Netcentric / accesscontroltool

Rights and roles management for AEM made easy
Eclipse Public License 1.0
149 stars 92 forks source link

Execute Startup Hook always after Pipeline Deployment #748

Open kwin opened 1 month ago

kwin commented 1 month ago

Currently there is a simple logic in the Startup Hook which prevents it from being executed with each start of the Kubernetes pod

To avoid overhead for the case a configuration has already been applied, an MD5 checksum is created over all configuration files and the configuration is only applied for the case the checksum has changed.

(https://github.com/Netcentric/accesscontroltool/blob/develop/docs/ApplyConfig.md#startup-hook)

Unfortunately that does also prevent reinstalling/cleaning up the relevant ACLs/authorizables from the YAML config after each Cloud Manager deployment

The installation incorrectly does not occur in case the YAML configuration was not touched but

  1. content has been modified which is being looped over with the YAML configuration or
  2. ACEs have been manually modified/deleted/created which affect authorizables managed by ACTool
  3. Authorizables have been manually modified/deleted which are managed by ACTool
  4. Newer version of ACTool has been installed which treats config files differently
  5. OSGi configuration changed which has an impact on ACTool execution (e.g. configuration PID biz.netcentric.cq.tools.actool.ims.IMSUserManagement or biz.netcentric.cq.tools.actool.impl.AcInstallationServiceImpl)

Instead of leveraging a hash over the config files to check if reinstallation is necessary one should rely on something else.

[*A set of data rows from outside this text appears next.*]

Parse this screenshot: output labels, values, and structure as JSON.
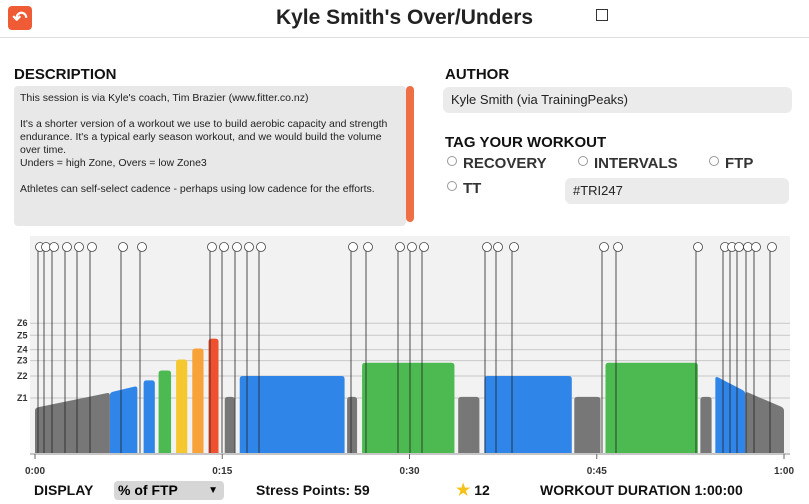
{
  "header": {
    "title": "Kyle Smith's Over/Unders"
  },
  "description": {
    "heading": "DESCRIPTION",
    "paragraphs": [
      "This session is via Kyle's coach, Tim Brazier (www.fitter.co.nz)",
      "It's a shorter version of a workout we use to build aerobic capacity and strength endurance. It's a typical early season workout, and we would build the volume over time.\nUnders = high Zone, Overs = low Zone3",
      "Athletes can self-select cadence - perhaps using low cadence for the efforts."
    ]
  },
  "author": {
    "heading": "AUTHOR",
    "name": "Kyle Smith (via TrainingPeaks)"
  },
  "tags": {
    "heading": "TAG YOUR WORKOUT",
    "options": [
      "RECOVERY",
      "INTERVALS",
      "FTP",
      "TT"
    ],
    "value": "#TRI247"
  },
  "chart_data": {
    "type": "workout",
    "xlim": [
      0,
      60
    ],
    "xticks": [
      {
        "value": 0,
        "label": "0:00"
      },
      {
        "value": 15,
        "label": "0:15"
      },
      {
        "value": 30,
        "label": "0:30"
      },
      {
        "value": 45,
        "label": "0:45"
      },
      {
        "value": 60,
        "label": "1:00"
      }
    ],
    "ylim": [
      0,
      190
    ],
    "yticks": [
      {
        "value": 50,
        "label": "Z1"
      },
      {
        "value": 70,
        "label": "Z2"
      },
      {
        "value": 84,
        "label": "Z3"
      },
      {
        "value": 94,
        "label": "Z4"
      },
      {
        "value": 107,
        "label": "Z5"
      },
      {
        "value": 118,
        "label": "Z6"
      }
    ],
    "segments": [
      {
        "start": 0,
        "end": 6,
        "power": [
          41,
          55
        ],
        "color": "#777777"
      },
      {
        "start": 6,
        "end": 8.2,
        "power": [
          55,
          61
        ],
        "color": "#2f86e8"
      },
      {
        "start": 8.7,
        "end": 9.6,
        "power": [
          66,
          66
        ],
        "color": "#2f86e8"
      },
      {
        "start": 9.9,
        "end": 10.9,
        "power": [
          75,
          75
        ],
        "color": "#4cba50"
      },
      {
        "start": 11.3,
        "end": 12.2,
        "power": [
          85,
          85
        ],
        "color": "#f5c831"
      },
      {
        "start": 12.6,
        "end": 13.5,
        "power": [
          95,
          95
        ],
        "color": "#f8a23a"
      },
      {
        "start": 13.9,
        "end": 14.7,
        "power": [
          104,
          104
        ],
        "color": "#ef5030"
      },
      {
        "start": 15.2,
        "end": 16,
        "power": [
          51,
          51
        ],
        "color": "#777777"
      },
      {
        "start": 16.4,
        "end": 24.8,
        "power": [
          70,
          70
        ],
        "color": "#2f86e8"
      },
      {
        "start": 25,
        "end": 25.8,
        "power": [
          51,
          51
        ],
        "color": "#777777"
      },
      {
        "start": 26.2,
        "end": 33.6,
        "power": [
          82,
          82
        ],
        "color": "#4cba50"
      },
      {
        "start": 33.9,
        "end": 35.6,
        "power": [
          51,
          51
        ],
        "color": "#777777"
      },
      {
        "start": 36,
        "end": 43,
        "power": [
          70,
          70
        ],
        "color": "#2f86e8"
      },
      {
        "start": 43.2,
        "end": 45.3,
        "power": [
          51,
          51
        ],
        "color": "#777777"
      },
      {
        "start": 45.7,
        "end": 53.1,
        "power": [
          82,
          82
        ],
        "color": "#4cba50"
      },
      {
        "start": 53.3,
        "end": 54.2,
        "power": [
          51,
          51
        ],
        "color": "#777777"
      },
      {
        "start": 54.5,
        "end": 56.9,
        "power": [
          70,
          56
        ],
        "color": "#2f86e8"
      },
      {
        "start": 56.9,
        "end": 60,
        "power": [
          56,
          41
        ],
        "color": "#777777"
      }
    ]
  },
  "footer": {
    "display_label": "DISPLAY",
    "display_value": "% of FTP",
    "stress_label": "Stress Points:",
    "stress_value": 59,
    "rating": 12,
    "duration_label": "WORKOUT DURATION",
    "duration_value": "1:00:00"
  }
}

kwin commented 1 month ago

The question is how to reliably detect if the last execution of the ACTool was based on a different Cloud Manager build or the same. Potential candidates are:

  1. An Environment variable (not documented by Adobe, therefore may change in the future)
  2. A check over all bundles to get the most recent modification date (Unclear if those dates change when a pod is restarted without a build)
  3. The POM version modified by the pipeline build (Unclear how to identify a bundle having that version from the POM)
kwin commented 1 month ago

Probably just checking if the previous log was a triggered via startup_hook_image_build is enough.

ghenzler commented 1 month ago

Regarding the reasons to run the tool automatically on mutable content after each deployment:

  1. content has been modified which is being looped over with the YAML configuration or

this can happen, the question is if the deployment event is the best time to react on such changes (conceivable is also to create listeners for children-changes of all content-derived loops and then automatically run the AC tool without deployment). But then again, usually the most straight forward is not to have content-derived loops but rather define the root folders as master in the AC tool with initialContent

  1. ACEs have been manually modified/deleted/created which affect authorizables managed by ACTool
  2. Authorizables have been manually modified/deleted which are managed by ACTool

I would assume that if manual interaction is allowed (it normally should not be allowed), then it's also ok to "reset to AC Tool config" by running the AC Tool manually

Probably just checking if the previous log was a triggered via startup_hook_image_build is enough.

yes that could be an option if we want to change the behaviour - downside is that usually there is no change to be applied if the config files don't change (so the AC tool will run often in vain, especially for established platforms where the yaml files and root folders rarely change)

kwin commented 1 month ago

if the deployment event is the best time to react on such changes

It happens like this with AEM 6.5, therefore I would first like to align both versions before coming up with a more sophisticated option (listeners always mean quite some overhead)

then it's also ok to "reset to AC Tool config" by running the AC Tool manually

It is not so much about the additional manual step but about the principle of least surprise which is IMHO violated here.